Chief Audu Ogbeh, Minister of Agriculture and Rural Development, has cited the Transhumance Protocol of the Economic Community of West African States, ECOWAS, as reason why foreigners are still allowed to graze their cattle across the country.
It is believed that many herdsmen who are involved in violent clashes with farmers in Nigerian villages are not Nigerians.
Speaking at the opening of a two-day Stakeholders’ Consultative Forum on Grazing Reserves and Stock Routes in Abuja on Thursday, Ogbeh explained that the Transhumance Protocol confers on citizens of member countries the right of free movement.
He told newsmen that the law is similar to the fundamental right to freedom of movement in the Nigerian Constitution.
According to him, “The Nigerian Constitution has given every citizen the fundamental right to freedom of movement in search of legitimate businesses; transhumance pastoralism is seen along these lines.
“For pastoralists from neighbouring West African countries, access to grazing rights in other countries in the ECOWAS zone including Nigeria, are guaranteed by the ECOWAS Transhumance Protocol of 1998 and ECOWAS Protocol of Free Movement of Goods and Persons in West Africa.”

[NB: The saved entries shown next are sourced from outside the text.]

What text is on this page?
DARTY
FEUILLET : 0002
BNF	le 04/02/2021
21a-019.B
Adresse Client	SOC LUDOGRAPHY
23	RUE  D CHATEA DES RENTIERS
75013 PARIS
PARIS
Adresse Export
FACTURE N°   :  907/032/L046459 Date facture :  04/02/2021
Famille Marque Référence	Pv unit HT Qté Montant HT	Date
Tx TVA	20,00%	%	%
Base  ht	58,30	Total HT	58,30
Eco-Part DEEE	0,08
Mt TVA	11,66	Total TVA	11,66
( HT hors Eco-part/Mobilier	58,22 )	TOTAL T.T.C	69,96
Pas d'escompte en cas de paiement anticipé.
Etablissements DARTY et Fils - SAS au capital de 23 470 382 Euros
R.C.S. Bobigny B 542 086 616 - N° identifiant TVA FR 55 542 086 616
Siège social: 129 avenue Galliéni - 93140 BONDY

Ogbeh stated that the ECOWAS Transhumance Protocol allows for herders to move across borders in search of pasture upon fulfilling the conditions laid down in the Protocol.
“So it is not strange to see a Malian, Burkinabe or Nigerien pastoralist grazing his cows, sheep or goats in Nigeria or a Nigerian pastoralist grazing his livestock in Benin, Togo or Ghana and by extension, transhumance pastoralists from other neighbouring countries,” he added.